Gıda Tarım ve Hayvancılık Bakanlığı’na bağlı Su Ürünleri Merkez Araştırma Enstitüsü’nden Dr. Mustafa Zengin gırgırla avlanmada limitin aşamalı olarak artırılması gerektiğini söylüyor…
Bugün Bakanlığın bazı kararlara imza atmasında bu STK’ların oluşturduğu kamuoyunun çok önemli rolü bulunuyor. Alınan karar önemli ama derinlik limiti aşamalı olarak 30 veya 50 metreye çıkarılmalı. Ancak bu uygulama da, av bölgeleri, mevsim/avcılık zamanı ve balık türü/popülasyonun göç özellikleri dikkate alınarak detaylandırılmalı. Bundan daha önemlisi ise avlanabilir ve sürdürülebilir seviyedeki stokun avlayabileceği düzeyde bir balıkçı av filosunun avlanmasına izin verilmesi olmalı. Türkiye’de endüstriyel balıkçılığın, kıyı balıkçılığına göre oranı çok yüksek. Bunun en önemli nedeni de ülkedeki genel iş istihdamının yetersizliği. Türkiye balıkçılığı yönetiminde daha çok endüstriyel balıkçılar etkili olduğu için, olası tüm geliştirici önlemler ve destekler büyük balıkçılar lehine işliyor. Küçük balıkçıların azalan stoklar ile birlikte günlük av miktarları da düşmüş durumda. Büyük balıkçılar gibi, avcılık işletme masraflarında en önemli girdi olan ÖTV’li akaryakıt imkânından da yararlanamıyorlar.

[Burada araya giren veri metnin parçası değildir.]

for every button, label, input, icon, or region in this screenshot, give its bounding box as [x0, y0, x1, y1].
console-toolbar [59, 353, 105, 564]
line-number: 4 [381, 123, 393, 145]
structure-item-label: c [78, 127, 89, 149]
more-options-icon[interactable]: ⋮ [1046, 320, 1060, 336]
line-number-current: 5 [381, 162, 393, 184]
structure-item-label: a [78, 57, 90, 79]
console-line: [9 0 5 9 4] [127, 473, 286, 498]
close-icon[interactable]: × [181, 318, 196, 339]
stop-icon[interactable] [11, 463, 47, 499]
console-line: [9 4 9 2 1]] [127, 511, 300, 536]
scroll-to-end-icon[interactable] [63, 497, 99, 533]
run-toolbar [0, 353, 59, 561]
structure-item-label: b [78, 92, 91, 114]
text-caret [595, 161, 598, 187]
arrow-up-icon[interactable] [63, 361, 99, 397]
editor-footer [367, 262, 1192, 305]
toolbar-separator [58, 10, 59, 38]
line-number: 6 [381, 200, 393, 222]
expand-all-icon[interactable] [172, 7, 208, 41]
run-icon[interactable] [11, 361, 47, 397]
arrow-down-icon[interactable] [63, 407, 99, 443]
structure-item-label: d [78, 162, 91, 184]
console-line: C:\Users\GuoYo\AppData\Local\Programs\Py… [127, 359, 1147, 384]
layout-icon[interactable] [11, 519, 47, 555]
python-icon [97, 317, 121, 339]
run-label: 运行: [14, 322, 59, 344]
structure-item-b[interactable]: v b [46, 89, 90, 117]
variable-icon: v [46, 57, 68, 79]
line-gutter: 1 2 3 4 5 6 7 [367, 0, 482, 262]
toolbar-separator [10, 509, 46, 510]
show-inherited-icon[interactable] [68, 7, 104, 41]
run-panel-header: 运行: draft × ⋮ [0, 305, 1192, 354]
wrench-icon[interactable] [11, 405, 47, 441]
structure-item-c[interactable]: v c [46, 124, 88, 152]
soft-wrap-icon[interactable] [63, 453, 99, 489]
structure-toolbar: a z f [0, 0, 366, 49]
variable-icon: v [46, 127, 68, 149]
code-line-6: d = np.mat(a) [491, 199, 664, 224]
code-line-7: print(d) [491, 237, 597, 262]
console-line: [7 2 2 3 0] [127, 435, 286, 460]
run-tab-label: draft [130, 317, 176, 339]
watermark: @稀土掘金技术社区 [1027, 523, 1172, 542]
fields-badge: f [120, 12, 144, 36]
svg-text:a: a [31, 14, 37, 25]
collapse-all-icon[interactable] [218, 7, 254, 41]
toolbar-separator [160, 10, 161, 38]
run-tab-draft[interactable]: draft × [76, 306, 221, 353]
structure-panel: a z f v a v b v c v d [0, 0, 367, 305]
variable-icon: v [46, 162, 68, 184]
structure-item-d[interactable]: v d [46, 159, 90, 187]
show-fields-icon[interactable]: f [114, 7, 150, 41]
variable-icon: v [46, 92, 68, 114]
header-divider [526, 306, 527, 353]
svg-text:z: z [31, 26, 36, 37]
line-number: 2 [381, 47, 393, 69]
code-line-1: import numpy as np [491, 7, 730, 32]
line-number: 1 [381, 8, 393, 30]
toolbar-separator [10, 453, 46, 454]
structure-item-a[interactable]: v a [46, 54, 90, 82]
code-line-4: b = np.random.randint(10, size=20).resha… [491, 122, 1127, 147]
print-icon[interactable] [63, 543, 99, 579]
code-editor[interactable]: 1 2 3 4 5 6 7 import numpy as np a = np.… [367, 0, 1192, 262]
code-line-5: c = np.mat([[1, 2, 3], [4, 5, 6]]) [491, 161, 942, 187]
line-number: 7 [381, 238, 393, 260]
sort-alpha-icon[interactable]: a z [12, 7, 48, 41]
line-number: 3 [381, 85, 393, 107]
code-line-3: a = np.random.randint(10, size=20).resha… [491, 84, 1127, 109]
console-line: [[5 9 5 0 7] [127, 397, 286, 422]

Diğer taraftan av sezonu boyunca yakın kıyı sularında büyük gırgır tekneleri tarafından kullanılması neticesinde, küçük kıyı balıkçıları av sahası paylaşımında mağdur oluyor. Bir de Türkiye’deki tüketicinin balık yeme alışkanlığı da önemli. Tüketim büyük oranda taze balığa dayanıyor. Bu alışkanlığın mamul ürün şeklinde market ürününe dönüştürülmesi, biyo-ekonomik sürdürülebilirlik için önemli katkı sağlayabilir diye düşünüyorum.

“Kendilerini Değil, Bebeklerini Yiyoruz”
 Sinop Üniversitesi Su Ürünleri Fakültesi’nden Yrd. Doç Dr. Yakup Erdem, balık stoklarının korunması açısından en önemli tedbirin yüzey balıklarının göç hareketlerini engellememek olduğunu söylüyor…
Dip balığı stokları trol ve algarna avcılığının baskısı altında. Diğer yandan hamsi, çaça ve sardalya gibi yüzey balıkları, dip türlerin besinini oluşturduğu için bunların yoğun avlanması dolaylı olarak dip balığı stoklarını da etkiliyor. Yüzey balıklarının çoğu deniz gezen göçmen balıklardan oluşuyor. Hamsi haricindeki türler Akdeniz ve Ege Denizi’nden yumurtlamak ve yavrularını beslemek amacıyla Karadeniz’e geliyor. Bu stokların korunması açısından en önemli tedbir bu göçün selametle gerçekleşmesini sağlamak.
İkincisi, bilinen balıkların bebeklerine, vonoz (palamut yavrusu), çinakop (lüfer yavrusu), kıraça (istavrit yavrusu), ispendek (levrek yavrusu), lidaki (çipura yavrusu), ilarya (kefal yavrusu), papalina (sardalye yavrusu) gibi farklı adlar vererek yapılan bebek katliamının önlenmesi gerekiyor. Bundan da ötesi, her balık türüne bir kez üreme şansı tanınması, lüferin 25, palamudun 30, istavritin 15, hamsinin 11 santimetre boya ulaşmadan avlanmaması sağlanmalı.